Paradise Coast Sports Complex
- Interactive map of Paradise Coast Sports Complex
- Address: 3940 City Gate Blvd N, Naples, Florida, United States 34117
- Location: Collier County, Florida, U.S.
- Coordinates: 26°09′53″N 81°40′24″W﻿ / ﻿26.164715°N 81.673358°W
- Operator: Sports Force Parks
- Facilities: Paradise Coast Sports Complex Stadium
- Acreage: 145 Acres

Construction
- Built: 2017–2020 (first phase)
- Cost: USD$114 million
- Architect: Coastal Vista
- General contractor: Sports Facilities Companies

Tenants
- FC Naples (USL1) (2025–present) Naples United FC (NPSL)

Website
- playparadisecoast.com

= Paradise Coast Sports Complex =

Sports facility in Collier County, Florida, U.S.

The Paradise Coast Sports Complex is a sports complex located in Collier County, Florida, United States. The complex contains facilities for an extensive lists of sports, including American football and lacrosse. The complex is anchored by the Paradise Coast Sports Complex Stadium, where professional soccer club FC Naples of the USL League One plays their matches.

The complex originated from a desire for regions to capitalize on the sports tourism emerging market, where it has been praised as a prime example for future sports complexes.

== History ==
Planning for the sports complex first came in 2016, with construction on the first phase of the complex beginning in 2017. Funding for the complex came from Collier County tourism tax dollars, with a cost of $80 million to open the first phase of the complex. The complex first opened up in July 2020.

Additions continued to occur at the sports complex throughout the 2020s in a sporadic manner, with the construction of additional sports facilities held up due to lack of public funds and construction disputes, with Phase 2 completing in 2023. Despite the delay of the opening of sports facilities, the sports complex saw growth in usage in profit, bringing in $1.67 million in profit in 2024.

In July 2025, following the passing of a controversial proposal to bring baseball and softball facilities to the complex, which approval to consider construction of, alongside future phases of the park, passed by the slim margin in county legislation 3–2, a feasibility study on the ability of the sports complex to host bat-and-ball sports was conducted. The estimated costs of completing phases 3 and 4, which would construct five softball fields and six baseball fields, would cost upwards of $49 million.

== Facilities ==
The complex sports nineteen synthetic turf fields that can be used for sports such as soccer and lacrosse, plus eight synthetic turf baseball fields. In addition, the complex hosts an indoor field house for basketball and volleyball. In addition to the complex's sports facilities, bars are present on the campus. An auditorium with a video board is also located on campus, which hosts concerts amongst other events.

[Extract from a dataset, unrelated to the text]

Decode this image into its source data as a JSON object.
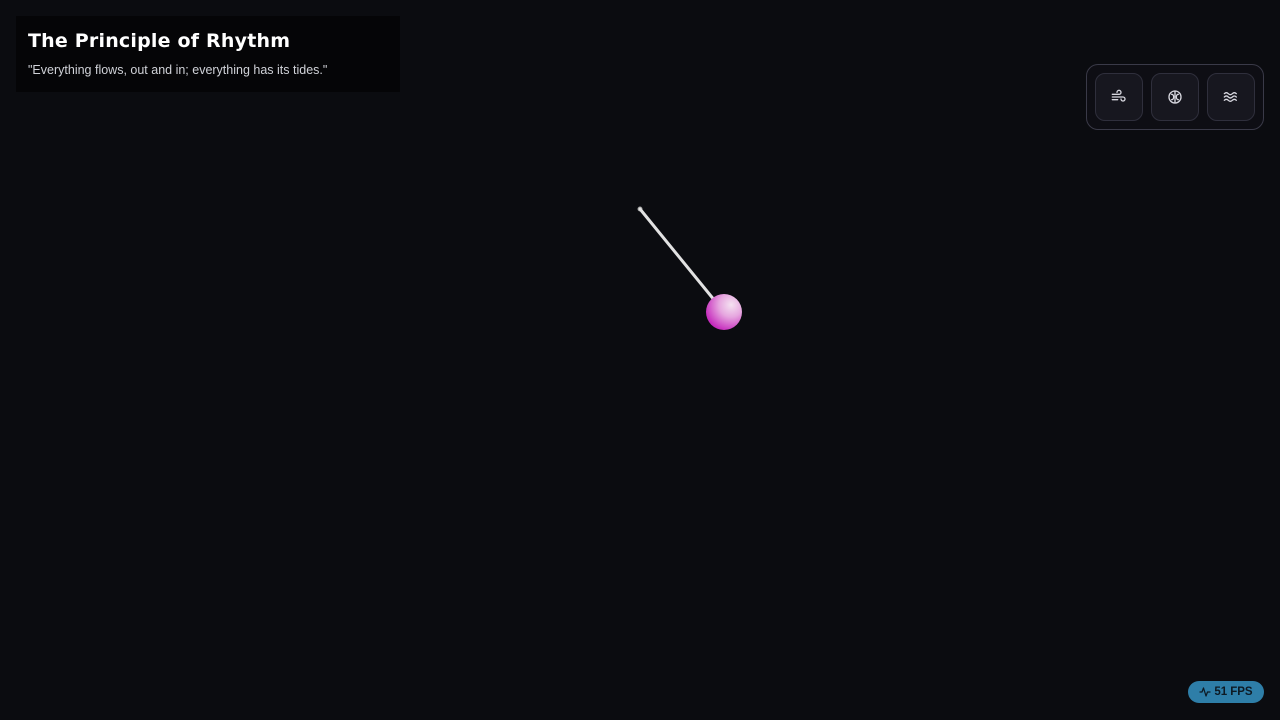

The sports complex has been hosts to national sporting events at the complex. The first major event at the stadium was the Top Gun Showcase, an annual invite-only football skills showcase that has become an annual event at Paradise Coast Sports Complex.USA Field Hockey has previously held the National 2024 Hockey Festival at the complex.

=== Paradise Coast Sports Complex Stadium ===
The main facility at the Paradise Coast Sports Complex is its 3,500-seat stadium. Home of FC Naples, a member of third division league USL League One, and semi-professional club Naples United FC of the National Premier Soccer League, the stadium has a beer garden, premium seating options, and a forty-foot video board screen. In addition to soccer, the stadium has the ability to host football and lacrosse.